Good day, habrovchane!

I think many of you have ever visited the idea of "just like to save articles from Habr."
The same thought came to me two days ago. I wanted to save not just every article, but only those in my favorites, but not individually, but at once everything in a crowd.
The first thought is to write a script that will pull it all out. I
already learned Python, but I
have n’t yet encountered PDF generation.
I was screwed up ... But OpenSource and Habr saved me!
A brief summary of the article for those who are not interested in reading a lot.The article describes a modified Python script,
fav2pdf .
The original author of the script
vrtx , for which he thanks a lot.
"Usage is better than a thousand words!"
usage: fav2pdf.py [-h] [-d OUTPUT_DIR] [--from-date FROM_DATE] [--to-date TO_DATE] [--all-in-one] [--only-hubs [ONLY_HUBS [ONLY_HUBS ...]]] [--no-comments] [--no-symlinks] user Tool for save favorite posts from habrahabr.ru in pdf's or html's positional arguments: user habrahabr.ru username optional arguments: -h, --help show this help message and exit -d OUTPUT_DIR, --output-dir OUTPUT_DIR Directory for output --from-date FROM_DATE From date --to-date TO_DATE To date --all-in-one Save all posts in one PDF-file --only-hubs [ONLY_HUBS [ONLY_HUBS ...]] Save only posts from hubs. For multiple: "--only-hubs Hub1 Hub2 --" --no-comments Dont save comments from posts --no-symlinks Dont create symlinks to posts --create-html Create html's instead of pdf's --create-url-list Just save user.txt with all links
What is the picture assembled fromThanks again Habra. KDPV is assembled from two, which were in articles
one and
two .
After the first thought I was visited by the second. Surely I'm not the only one who thought about it. And he began to systematically search Habr in search of something tasty. And rather quickly I came across an
article by fellow
vrtx , where he described roughly what I wanted.
')
But as always there is
BUT :
his
fav2pdf.py script collects all the articles from the favorites and merges them into one PDF, without comments, and they often contain much more valuable information than is the case in the article itself.
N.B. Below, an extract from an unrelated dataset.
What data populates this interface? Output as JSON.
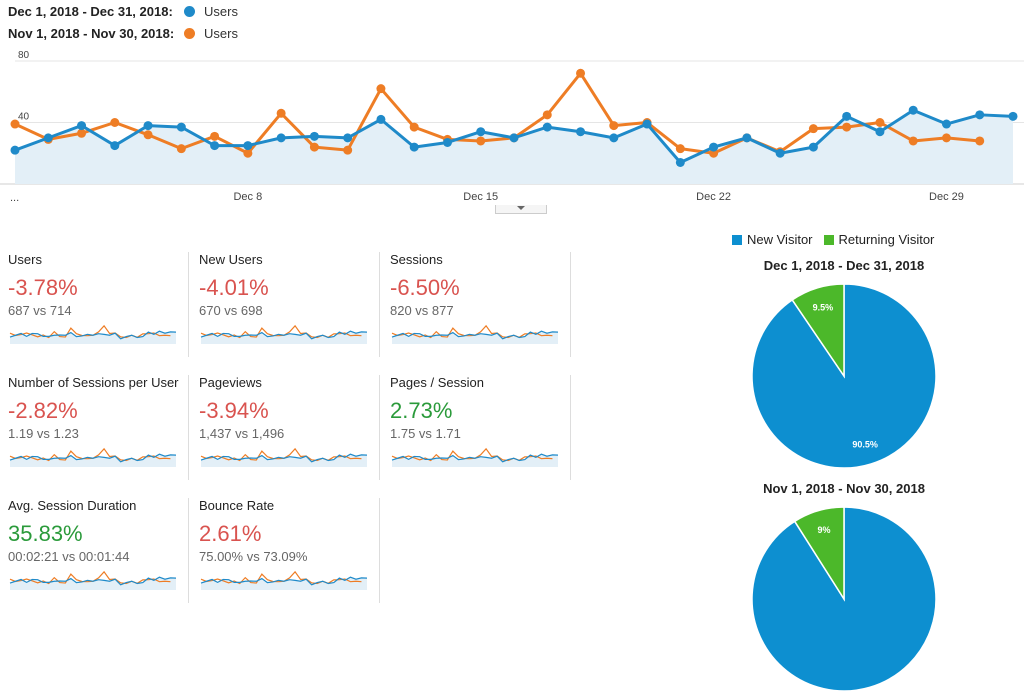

I also wanted to have a separate PDF for the article. Have a choice: with or without comments, whether or not to have a breakdown by hubs ...
Having made a fork of the
fav2pdf.py script (for which I bow to the OpenSource movement), I first made
minor improvements so that everything would be saved in separate files.
I was pleased with the author by the fact that his developments were useful to someone.
But then I felt a little ashamed. I somehow corrected the script and did what I needed. But not all habrazhiteli know python and can correct the script to fit their needs.
Therefore, I spent a little more time and finished the fav2pdf script to a completely useful utility.
Now the script allows you to:
- select the directory where you can save the pdf (although for the pdf set, subfolders of posts and hubs will be created)
- set a time limit (for example, save only articles for 2013)
- choose to save or not comments
- save all in one pdf or split into many pdf'ok
- if there are a lot of pdfs, then you can also create a rubricator of symlinks (subfolders of hubs / hub_name with symlinks on posts / post_id.pdf) so that you can more easily navigate the collection.
Script dependenciesFor the script to work correctly, it took me through pip (for pyhton2) to put the following packages:
- pisa
- reportlab
- html5lib
- requests
- lxml
Command Line Utilities usage: fav2pdf.py [-h] [-d OUTPUT_DIR] [--from-date FROM_DATE] [--to-date TO_DATE] [--all-in-one] [--only-hubs [ONLY_HUBS [ONLY_HUBS ...]]] [--no-comments] [--no-symlinks] user Tool for save favorite posts from habrahabr.ru in pdf's or html's positional arguments: user habrahabr.ru username optional arguments: -h, --help show this help message and exit -d OUTPUT_DIR, --output-dir OUTPUT_DIR Directory for output --from-date FROM_DATE From date --to-date TO_DATE To date --all-in-one Save all posts in one PDF-file --only-hubs [ONLY_HUBS [ONLY_HUBS ...]] Save only posts from hubs. For multiple: "--only-hubs Hub1 Hub2 --" --no-comments Dont save comments from posts --no-symlinks Dont create symlinks to posts --create-html Create html's instead of pdf's --create-url-list Just save user.txt with all links
On this all. If someone liked it, then use it to your health!
If someone is missing something, then write a feature-request in the comments, as far as I can, I will try to implement it.
Ps. Implemented output in html. (Spoilers updated command line descriptions.)
PS2. Implemented txt output of a simple list of url posts. All restrictions that you can set from the command line (dates, hubs) apply to this list. (Spoilers updated command line descriptions.)